Rossi Riccardo, Murari Andrea, Gaudio Pasquale, Gelfusa Michela
Department of Industrial Engineering, University of Rome "Tor Vergata", via del Politecnico 1, 01100 Roma, Italy.
Consorzio RFX (CNR, ENEA, INFN, Università di Padova, Acciaierie Venete SpA), Corso Stati Uniti 4, 35127 Padova, Italy.
Entropy (Basel). 2020 Apr 15;22(4):447. doi: 10.3390/e22040447.

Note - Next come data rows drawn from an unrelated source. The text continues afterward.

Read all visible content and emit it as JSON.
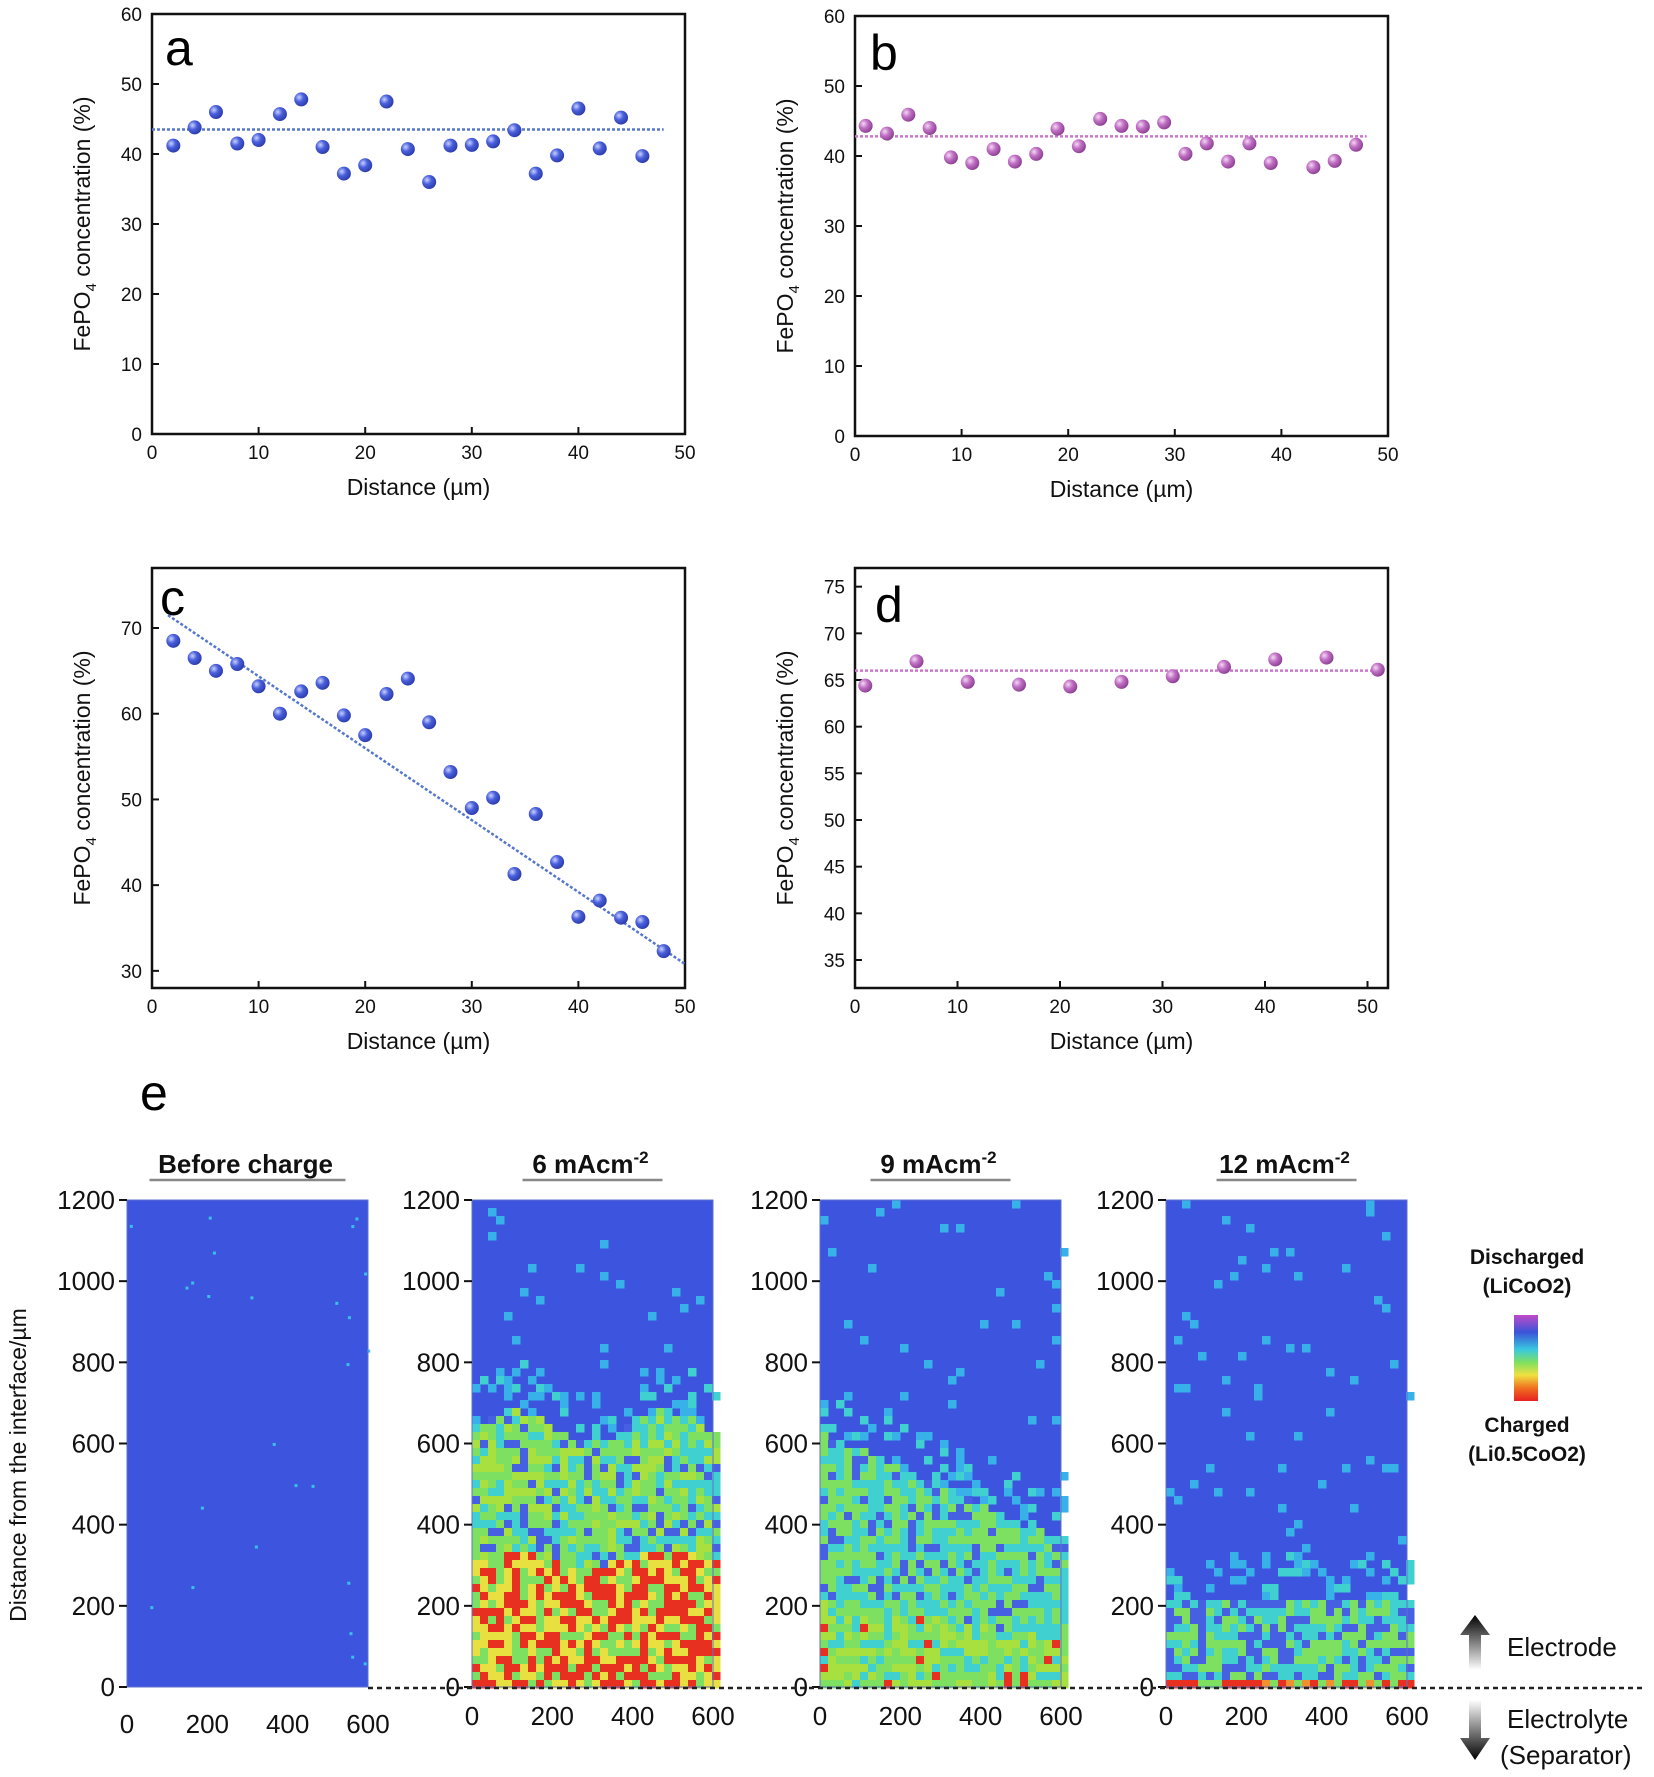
{
  "chart_data": [
    {
      "panel": "a",
      "type": "scatter",
      "xlabel": "Distance (µm)",
      "ylabel": "FePO4 concentration (%)",
      "xlim": [
        0,
        50
      ],
      "ylim": [
        0,
        60
      ],
      "xticks": [
        0,
        10,
        20,
        30,
        40,
        50
      ],
      "yticks": [
        0,
        10,
        20,
        30,
        40,
        50,
        60
      ],
      "point_color": "#4a5fdc",
      "fit_color": "#5577cc",
      "fit_line": {
        "x": [
          0,
          48
        ],
        "y": [
          43.5,
          43.5
        ]
      },
      "series": [
        {
          "x": [
            2,
            4,
            6,
            8,
            10,
            12,
            14,
            16,
            18,
            20,
            22,
            24,
            26,
            28,
            30,
            32,
            34,
            36,
            38,
            40,
            42,
            44,
            46
          ],
          "y": [
            41.2,
            43.8,
            46.0,
            41.5,
            42.0,
            45.7,
            47.8,
            41.0,
            37.2,
            38.4,
            47.5,
            40.7,
            36.0,
            41.2,
            41.3,
            41.8,
            43.4,
            37.2,
            39.8,
            46.5,
            40.8,
            45.2,
            39.7
          ]
        }
      ]
    },
    {
      "panel": "b",
      "type": "scatter",
      "xlabel": "Distance (µm)",
      "ylabel": "FePO4 concentration (%)",
      "xlim": [
        0,
        50
      ],
      "ylim": [
        0,
        60
      ],
      "xticks": [
        0,
        10,
        20,
        30,
        40,
        50
      ],
      "yticks": [
        0,
        10,
        20,
        30,
        40,
        50,
        60
      ],
      "point_color": "#c070c4",
      "fit_color": "#cc77cc",
      "fit_line": {
        "x": [
          0,
          48
        ],
        "y": [
          42.8,
          42.8
        ]
      },
      "series": [
        {
          "x": [
            1,
            3,
            5,
            7,
            9,
            11,
            13,
            15,
            17,
            19,
            21,
            23,
            25,
            27,
            29,
            31,
            33,
            35,
            37,
            39,
            43,
            45,
            47
          ],
          "y": [
            44.3,
            43.2,
            45.9,
            44.0,
            39.8,
            39.0,
            41.0,
            39.2,
            40.3,
            43.9,
            41.4,
            45.3,
            44.3,
            44.2,
            44.8,
            40.3,
            41.8,
            39.2,
            41.8,
            39.0,
            38.4,
            39.3,
            41.6
          ]
        }
      ]
    },
    {
      "panel": "c",
      "type": "scatter",
      "xlabel": "Distance (µm)",
      "ylabel": "FePO4 concentration (%)",
      "xlim": [
        0,
        50
      ],
      "ylim": [
        28,
        77
      ],
      "xticks": [
        0,
        10,
        20,
        30,
        40,
        50
      ],
      "yticks": [
        30,
        40,
        50,
        60,
        70
      ],
      "point_color": "#4a5fdc",
      "fit_color": "#5577cc",
      "fit_line": {
        "x": [
          1.5,
          50
        ],
        "y": [
          71.5,
          30.8
        ]
      },
      "series": [
        {
          "x": [
            2,
            4,
            6,
            8,
            10,
            12,
            14,
            16,
            18,
            20,
            22,
            24,
            26,
            28,
            30,
            32,
            34,
            36,
            38,
            40,
            42,
            44,
            46,
            48
          ],
          "y": [
            68.5,
            66.5,
            65.0,
            65.8,
            63.2,
            60.0,
            62.6,
            63.6,
            59.8,
            57.5,
            62.3,
            64.1,
            59.0,
            53.2,
            49.0,
            50.2,
            41.3,
            48.3,
            42.7,
            36.3,
            38.2,
            36.2,
            35.7,
            32.3
          ]
        }
      ]
    },
    {
      "panel": "d",
      "type": "scatter",
      "xlabel": "Distance (µm)",
      "ylabel": "FePO4 concentration (%)",
      "xlim": [
        0,
        52
      ],
      "ylim": [
        32,
        77
      ],
      "xticks": [
        0,
        10,
        20,
        30,
        40,
        50
      ],
      "yticks": [
        35,
        40,
        45,
        50,
        55,
        60,
        65,
        70,
        75
      ],
      "point_color": "#c070c4",
      "fit_color": "#cc77cc",
      "fit_line": {
        "x": [
          0,
          51.5
        ],
        "y": [
          66.0,
          66.0
        ]
      },
      "series": [
        {
          "x": [
            1,
            6,
            11,
            16,
            21,
            26,
            31,
            36,
            41,
            46,
            51
          ],
          "y": [
            64.4,
            67.0,
            64.8,
            64.5,
            64.3,
            64.8,
            65.4,
            66.4,
            67.2,
            67.4,
            66.1
          ]
        }
      ]
    },
    {
      "panel": "e",
      "type": "heatmap",
      "ylabel": "Distance from the interface/µm",
      "xlim": [
        0,
        600
      ],
      "ylim": [
        0,
        1200
      ],
      "xticks": [
        0,
        200,
        400,
        600
      ],
      "yticks": [
        0,
        200,
        400,
        600,
        800,
        1000,
        1200
      ],
      "maps": [
        {
          "title": "Before charge",
          "charged_front_um": 0
        },
        {
          "title": "6 mAcm-2",
          "charged_front_um": 650
        },
        {
          "title": "9 mAcm-2",
          "charged_front_um": 500
        },
        {
          "title": "12 mAcm-2",
          "charged_front_um": 230
        }
      ],
      "legend": {
        "top": [
          "Discharged",
          "(LiCoO2)"
        ],
        "bottom": [
          "Charged",
          "(Li0.5CoO2)"
        ],
        "colors": [
          "#c04ac8",
          "#3b53d9",
          "#38c8e0",
          "#7ee060",
          "#f0e040",
          "#f07020",
          "#e82020"
        ]
      },
      "direction_labels": {
        "up": "Electrode",
        "down1": "Electrolyte",
        "down2": "(Separator)"
      }
    }
  ]
}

The Bayesian information criterion (BIC), the Akaike information criterion (AIC), and some other indicators derived from them are widely used for model selection. In their original form, they contain the likelihood of the data given the models. Unfortunately, in many applications, it is practically impossible to calculate the likelihood, and, therefore, the criteria have been reformulated in terms of descriptive statistics of the residual distribution: the variance and the mean-squared error of the residuals. These alternative versions are strictly valid only in the presence of additive noise of Gaussian distribution, not a completely satisfactory assumption in many applications in science and engineering. Moreover, the variance and the mean-squared error are quite crude statistics of the residual distributions. More sophisticated statistical indicators, capable of better quantifying how close the residual distribution is to the noise, can be profitably used. In particular, specific goodness of fit tests have been included in the expressions of the traditional criteria and have proved to be very effective in improving their discriminating capability. These improved performances have been demonstrated with a systematic series of simulations using synthetic data for various classes of functions and different noise statistics.
贝叶斯信息准则(BIC)、赤池信息准则(AIC)以及从它们衍生出的其他一些指标被广泛用于模型选择。在其原始形式中,它们包含给定模型下数据的似然性。不幸的是,在许多应用中,实际上不可能计算似然性,因此,这些准则已根据残差分布的描述性统计量重新制定:残差的方差和均方误差。这些替代版本仅在存在高斯分布的加性噪声时才严格有效,而这在科学和工程中的许多应用中并非完全令人满意的假设。此外,方差和均方误差是残差分布相当粗略的统计量。能够更好地量化残差分布与噪声接近程度的更复杂统计指标可以得到有效利用。特别是,传统准则的表达式中纳入了特定的拟合优度检验,并且已证明在提高其判别能力方面非常有效。通过使用针对各类函数和不同噪声统计量的合成数据进行的一系列系统模拟,展示了这些改进的性能。